Воротилы заинтересованно переглянулись. Кивнули:

– Продолжай.

– После отлова гопоту отсортируют. Отбросов – в распыл или обратно на улицу, их судьба меня не интересует. Тех, кто поспокойнее – на плантацию или к станку. Из них обязуюсь поставлять вам рабочих по квотам, договоримся. Теперь насчёт моего интереса. Самых способных буду забирать себе, на производство. Ещё – в "потёмкинские деревни", для прессы. Очень, знаете ли, хорошо для создания имиджа.

– В политику метишь?

– Это моё дело. Вам тоже никто не мешает.

– Это правда. Но вряд ли ты принесёшь нам всё на блюдечке. Что тебе от нас нужно?

– Три вещи. Инвестиция в сумме…

– Дороговато, но на такое дело найдём. Дальше.

– Во-вторых – информационная и политическая поддержка. Побольше положительных репортажей и статей о деятельности приютов и моей лично, включая освещения наших с вами встреч и тёплых, дружеских рукопожатий. Со своей стороны в долгу не останусь, новости о том, как вы выписываете путёвки в жизнь бывшим беспризорникам, будут нестись из каждого утюга. Ну и людей своих в Сенате и Дворце проинструктируйте, чтобы носы в мои дела не совали.

– Разумно. Только зачем нам встречаться? К чему эта работа на публику?

– Чтобы успокоить Канцлера, которому не нравится наше противостояние. Ещё чтобы избежать неприятных сюрпризов, в виде раскручиваемых прессой скандалов. Мне нужно, чтобы мы выступали единым фронтом. А не дрались, как стая дворняг.

– Повязать хочешь? Чтобы никто чистеньким да в стороне не остался?
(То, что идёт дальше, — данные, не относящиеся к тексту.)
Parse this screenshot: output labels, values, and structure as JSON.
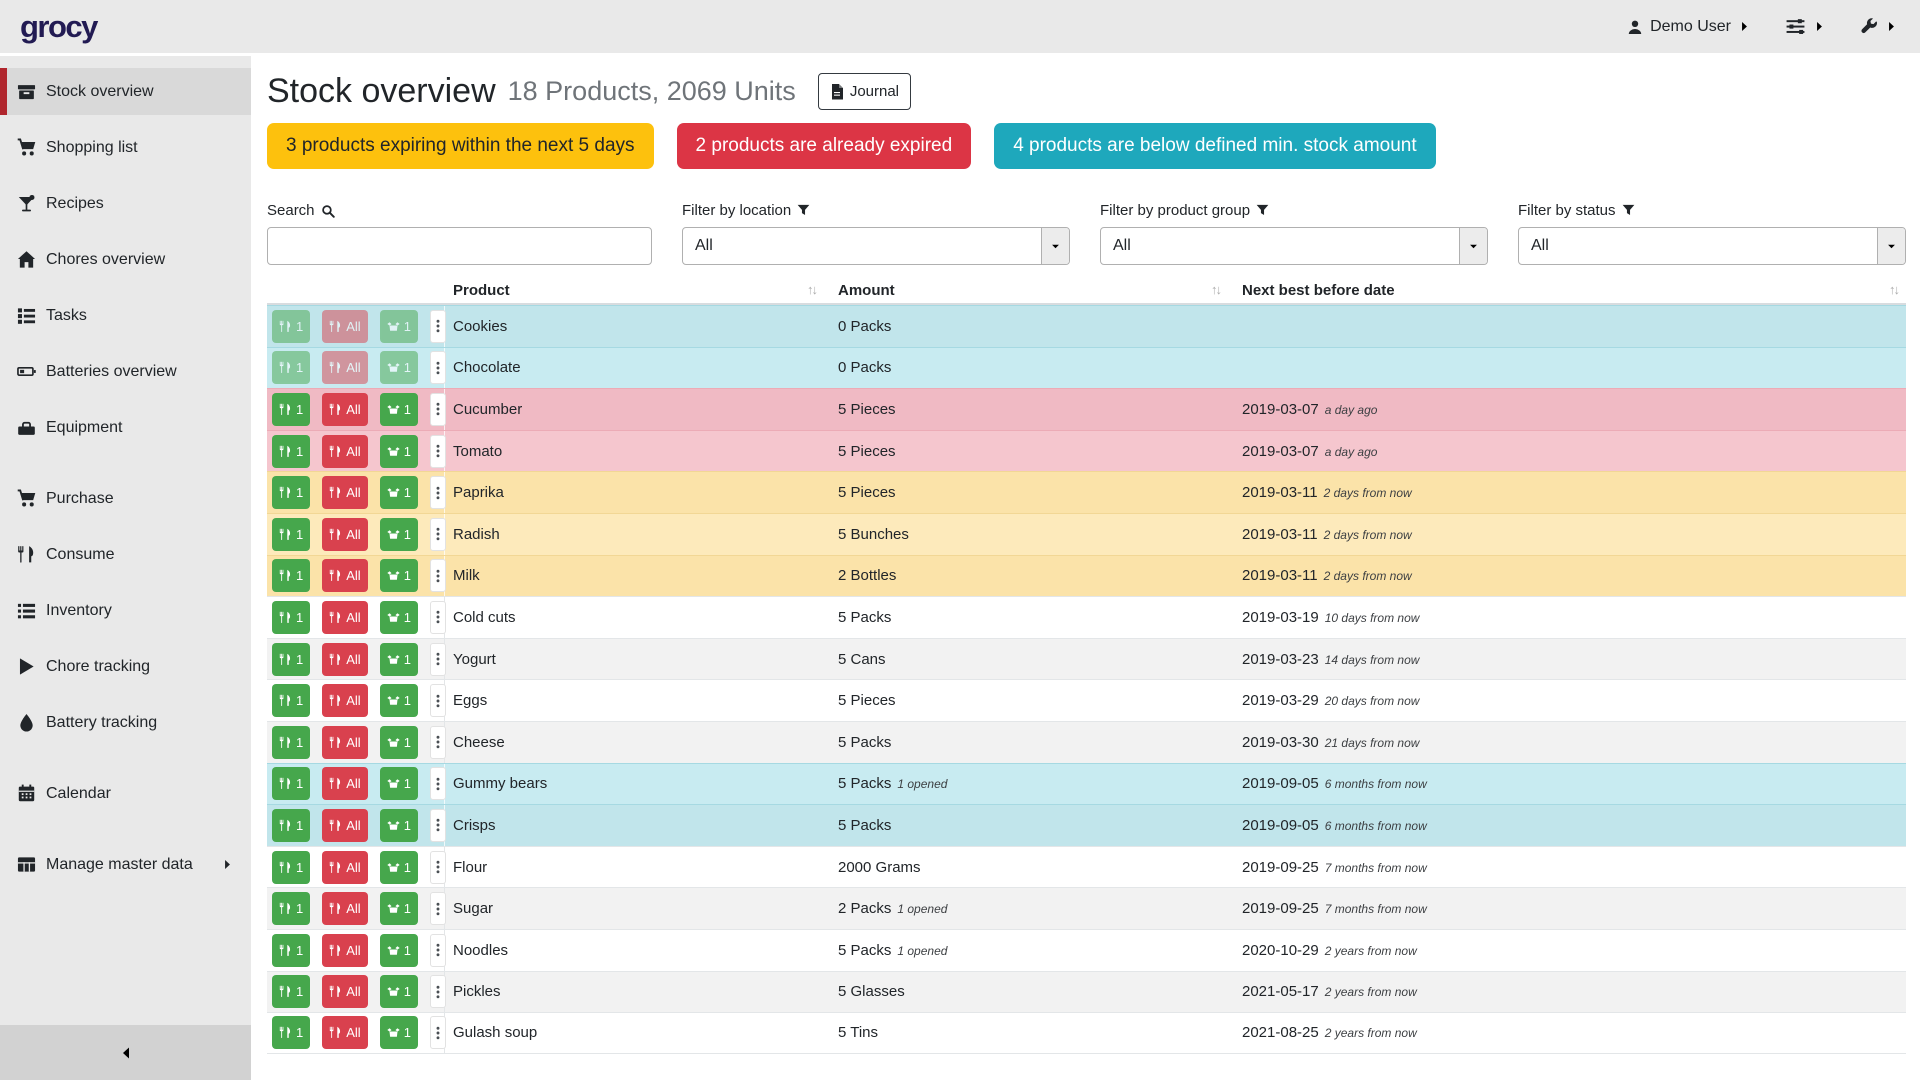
{
  "app": {
    "logo": "grocy"
  },
  "topbar": {
    "user_label": "Demo User"
  },
  "sidebar": {
    "items": [
      {
        "label": "Stock overview",
        "icon": "boxes",
        "selected": true,
        "gap_before": false,
        "trailing_chevron": false
      },
      {
        "label": "Shopping list",
        "icon": "cart",
        "selected": false,
        "gap_before": false,
        "trailing_chevron": false
      },
      {
        "label": "Recipes",
        "icon": "cocktail",
        "selected": false,
        "gap_before": false,
        "trailing_chevron": false
      },
      {
        "label": "Chores overview",
        "icon": "home",
        "selected": false,
        "gap_before": false,
        "trailing_chevron": false
      },
      {
        "label": "Tasks",
        "icon": "tasks",
        "selected": false,
        "gap_before": false,
        "trailing_chevron": false
      },
      {
        "label": "Batteries overview",
        "icon": "battery",
        "selected": false,
        "gap_before": false,
        "trailing_chevron": false
      },
      {
        "label": "Equipment",
        "icon": "toolbox",
        "selected": false,
        "gap_before": false,
        "trailing_chevron": false
      },
      {
        "label": "Purchase",
        "icon": "cart",
        "selected": false,
        "gap_before": true,
        "trailing_chevron": false
      },
      {
        "label": "Consume",
        "icon": "utensils",
        "selected": false,
        "gap_before": false,
        "trailing_chevron": false
      },
      {
        "label": "Inventory",
        "icon": "list",
        "selected": false,
        "gap_before": false,
        "trailing_chevron": false
      },
      {
        "label": "Chore tracking",
        "icon": "play",
        "selected": false,
        "gap_before": false,
        "trailing_chevron": false
      },
      {
        "label": "Battery tracking",
        "icon": "drop",
        "selected": false,
        "gap_before": false,
        "trailing_chevron": false
      },
      {
        "label": "Calendar",
        "icon": "calendar",
        "selected": false,
        "gap_before": true,
        "trailing_chevron": false
      },
      {
        "label": "Manage master data",
        "icon": "grid",
        "selected": false,
        "gap_before": true,
        "trailing_chevron": true
      }
    ]
  },
  "header": {
    "title": "Stock overview",
    "subtitle": "18 Products, 2069 Units",
    "journal_label": "Journal"
  },
  "alerts": [
    {
      "text": "3 products expiring within the next 5 days",
      "status": "warning",
      "color": "#fdc10d"
    },
    {
      "text": "2 products are already expired",
      "status": "danger",
      "color": "#dc3545"
    },
    {
      "text": "4 products are below defined min. stock amount",
      "status": "info",
      "color": "#1ea8bc"
    }
  ],
  "filters": {
    "search_label": "Search",
    "location_label": "Filter by location",
    "product_group_label": "Filter by product group",
    "status_label": "Filter by status",
    "location_value": "All",
    "product_group_value": "All",
    "status_value": "All",
    "search_value": ""
  },
  "table": {
    "columns": [
      "Product",
      "Amount",
      "Next best before date"
    ],
    "sort_icon": "↑↓",
    "row_buttons": {
      "consume_one": "1",
      "consume_all": "All",
      "open_one": "1"
    },
    "rows": [
      {
        "product": "Cookies",
        "amount": "0 Packs",
        "amount_note": "",
        "date": "",
        "date_note": "",
        "status": "info",
        "buttons_disabled": true
      },
      {
        "product": "Chocolate",
        "amount": "0 Packs",
        "amount_note": "",
        "date": "",
        "date_note": "",
        "status": "info",
        "buttons_disabled": true
      },
      {
        "product": "Cucumber",
        "amount": "5 Pieces",
        "amount_note": "",
        "date": "2019-03-07",
        "date_note": "a day ago",
        "status": "danger",
        "buttons_disabled": false
      },
      {
        "product": "Tomato",
        "amount": "5 Pieces",
        "amount_note": "",
        "date": "2019-03-07",
        "date_note": "a day ago",
        "status": "danger",
        "buttons_disabled": false
      },
      {
        "product": "Paprika",
        "amount": "5 Pieces",
        "amount_note": "",
        "date": "2019-03-11",
        "date_note": "2 days from now",
        "status": "warning",
        "buttons_disabled": false
      },
      {
        "product": "Radish",
        "amount": "5 Bunches",
        "amount_note": "",
        "date": "2019-03-11",
        "date_note": "2 days from now",
        "status": "warning",
        "buttons_disabled": false
      },
      {
        "product": "Milk",
        "amount": "2 Bottles",
        "amount_note": "",
        "date": "2019-03-11",
        "date_note": "2 days from now",
        "status": "warning",
        "buttons_disabled": false
      },
      {
        "product": "Cold cuts",
        "amount": "5 Packs",
        "amount_note": "",
        "date": "2019-03-19",
        "date_note": "10 days from now",
        "status": "default",
        "buttons_disabled": false
      },
      {
        "product": "Yogurt",
        "amount": "5 Cans",
        "amount_note": "",
        "date": "2019-03-23",
        "date_note": "14 days from now",
        "status": "default",
        "buttons_disabled": false
      },
      {
        "product": "Eggs",
        "amount": "5 Pieces",
        "amount_note": "",
        "date": "2019-03-29",
        "date_note": "20 days from now",
        "status": "default",
        "buttons_disabled": false
      },
      {
        "product": "Cheese",
        "amount": "5 Packs",
        "amount_note": "",
        "date": "2019-03-30",
        "date_note": "21 days from now",
        "status": "default",
        "buttons_disabled": false
      },
      {
        "product": "Gummy bears",
        "amount": "5 Packs",
        "amount_note": "1 opened",
        "date": "2019-09-05",
        "date_note": "6 months from now",
        "status": "info",
        "buttons_disabled": false
      },
      {
        "product": "Crisps",
        "amount": "5 Packs",
        "amount_note": "",
        "date": "2019-09-05",
        "date_note": "6 months from now",
        "status": "info",
        "buttons_disabled": false
      },
      {
        "product": "Flour",
        "amount": "2000 Grams",
        "amount_note": "",
        "date": "2019-09-25",
        "date_note": "7 months from now",
        "status": "default",
        "buttons_disabled": false
      },
      {
        "product": "Sugar",
        "amount": "2 Packs",
        "amount_note": "1 opened",
        "date": "2019-09-25",
        "date_note": "7 months from now",
        "status": "default",
        "buttons_disabled": false
      },
      {
        "product": "Noodles",
        "amount": "5 Packs",
        "amount_note": "1 opened",
        "date": "2020-10-29",
        "date_note": "2 years from now",
        "status": "default",
        "buttons_disabled": false
      },
      {
        "product": "Pickles",
        "amount": "5 Glasses",
        "amount_note": "",
        "date": "2021-05-17",
        "date_note": "2 years from now",
        "status": "default",
        "buttons_disabled": false
      },
      {
        "product": "Gulash soup",
        "amount": "5 Tins",
        "amount_note": "",
        "date": "2021-08-25",
        "date_note": "2 years from now",
        "status": "default",
        "buttons_disabled": false
      }
    ]
  },
  "icons": {
    "search-icon": "magnifier",
    "filter-icon": "funnel",
    "journal-icon": "file-document",
    "user-icon": "person",
    "sliders-icon": "three-sliders",
    "wrench-icon": "wrench",
    "chevron-right-icon": "›",
    "chevron-left-icon": "‹",
    "chevron-down-icon": "⌄",
    "sort-icon": "↑↓",
    "row-menu-icon": "⋮ vertical dots",
    "consume-icon": "fork-and-knife",
    "open-product-icon": "open-box"
  },
  "status_colors": {
    "info_row": "#c8ebf1",
    "danger_row": "#f5c6ce",
    "warning_row": "#fdeabb",
    "button_green": "#46a74c",
    "button_red": "#d9414e",
    "sidebar_accent": "#b0262d"
  }
}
– Хочу. А вы бы не хотели?

– Хотели бы. Продолжай.

– Последнее условие – с рабсилой не беспределить. Пронюхают журналисты – Канцлер всем сделает бо-бо. Поэтому забирать их с улиц буду без бумажной волокиты, а вам передавать официально и под расписку. Чтобы, если что – ко мне вопросов не было. И кстати, обязуюсь протащить закон о субсидиях на каждого такого работника. Дабы подсластить бюрократическую пилюлю.

Погрустнели воротилы, зашептались. Надеялись, гады, на неоформленных, безответных рабов. Нет уж, хренушки.

– Хорошо, мы согласны. Но твои условия влекут за собой дополнительные расходы, которые мы вычтем из запрошенной суммы инвестиций. Разумеется, при условии, что это не повлияет на квоты.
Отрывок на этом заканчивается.